Areas of application of CO2 lasers that are still actual and will be actual in the future:
Selective laser sintering of polymer powders.
Cutting of non-metals, especially dieboars.
Oxygen assisted cutting of thick metals.
Applications related to laser plasma sustaining in moderate pressure molecular gases and most atomic gases (1 um radiation is effective only when plasma is to be sustained in heavy rare gases under very high pressure).
Laser assisted propulsion and energy transmission (due to atmospheric transparency band around 10 um).
LIDARs for civil and military applications.
Medicine and veterinary (thereapy and surgery with relatively low average power RF excited diffusively cooled lasers).
Unfortunately, not, this technology would be replaced soon with very high-power nitrogen fiber laser cutting. More over fiber lasers have unimaginable opportunities on in process beam shaping, small attitude scanning, intensity distribution variation and so on and so forth. Fiber lasers are much more fruitful for future technology development.

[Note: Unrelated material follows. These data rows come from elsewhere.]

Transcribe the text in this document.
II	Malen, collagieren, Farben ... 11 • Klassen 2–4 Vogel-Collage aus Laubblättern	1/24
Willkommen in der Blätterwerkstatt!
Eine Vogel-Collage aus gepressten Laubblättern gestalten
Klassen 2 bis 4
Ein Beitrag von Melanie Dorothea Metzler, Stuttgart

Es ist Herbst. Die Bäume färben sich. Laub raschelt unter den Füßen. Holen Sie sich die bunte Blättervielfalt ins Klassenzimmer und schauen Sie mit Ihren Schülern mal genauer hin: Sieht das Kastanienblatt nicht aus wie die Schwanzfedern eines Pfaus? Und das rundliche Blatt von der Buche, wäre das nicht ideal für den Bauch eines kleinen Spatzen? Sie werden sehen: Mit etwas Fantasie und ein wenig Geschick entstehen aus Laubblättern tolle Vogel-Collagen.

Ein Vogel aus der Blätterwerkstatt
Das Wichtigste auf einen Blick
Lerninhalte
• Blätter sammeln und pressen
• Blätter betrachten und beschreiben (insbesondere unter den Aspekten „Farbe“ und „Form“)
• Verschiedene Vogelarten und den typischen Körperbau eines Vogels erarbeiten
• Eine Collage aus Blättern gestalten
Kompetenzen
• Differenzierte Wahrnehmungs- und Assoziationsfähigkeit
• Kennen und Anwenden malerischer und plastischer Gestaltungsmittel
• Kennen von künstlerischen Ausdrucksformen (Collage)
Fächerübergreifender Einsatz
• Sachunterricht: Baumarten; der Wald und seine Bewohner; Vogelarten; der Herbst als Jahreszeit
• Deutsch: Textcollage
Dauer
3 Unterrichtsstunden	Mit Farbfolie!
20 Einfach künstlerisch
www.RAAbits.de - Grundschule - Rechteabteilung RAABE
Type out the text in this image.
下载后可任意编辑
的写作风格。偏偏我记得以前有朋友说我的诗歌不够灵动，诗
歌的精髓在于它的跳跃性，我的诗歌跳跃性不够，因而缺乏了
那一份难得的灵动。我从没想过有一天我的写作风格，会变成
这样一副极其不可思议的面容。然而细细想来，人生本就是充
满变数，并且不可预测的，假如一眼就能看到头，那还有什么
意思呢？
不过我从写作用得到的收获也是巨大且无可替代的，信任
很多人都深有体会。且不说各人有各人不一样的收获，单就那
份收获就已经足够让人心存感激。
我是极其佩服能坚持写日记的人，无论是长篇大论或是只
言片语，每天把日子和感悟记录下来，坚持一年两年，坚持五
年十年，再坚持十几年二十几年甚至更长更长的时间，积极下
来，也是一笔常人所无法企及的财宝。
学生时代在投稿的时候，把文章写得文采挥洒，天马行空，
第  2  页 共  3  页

The fibre laser has numerous advantages as compared to CO2.
Its far more compact, reliable, no consumables, far better depth of field, cheaper optics, higher efficiency, etc etc.
But CO2 still gets used where its long wavelength is absorbed when the roughly ten times shorter wavelength of Yb or Nd lasers is not.
However CO2 beware, in modest power applications there are longer wavelength fibre lasers based on Er, Tm, Ho for example, intermediate in wavelength. These may further invade 'CO2 territory' over time, but possibly only at low/moderate powers.
CO2 has become a bit of a niche technology people use when they can't use fibre, which tends to be the first choice. Fibre has displaced bulk short wavelength lasers, Nd:YAG for example, to a very large extent.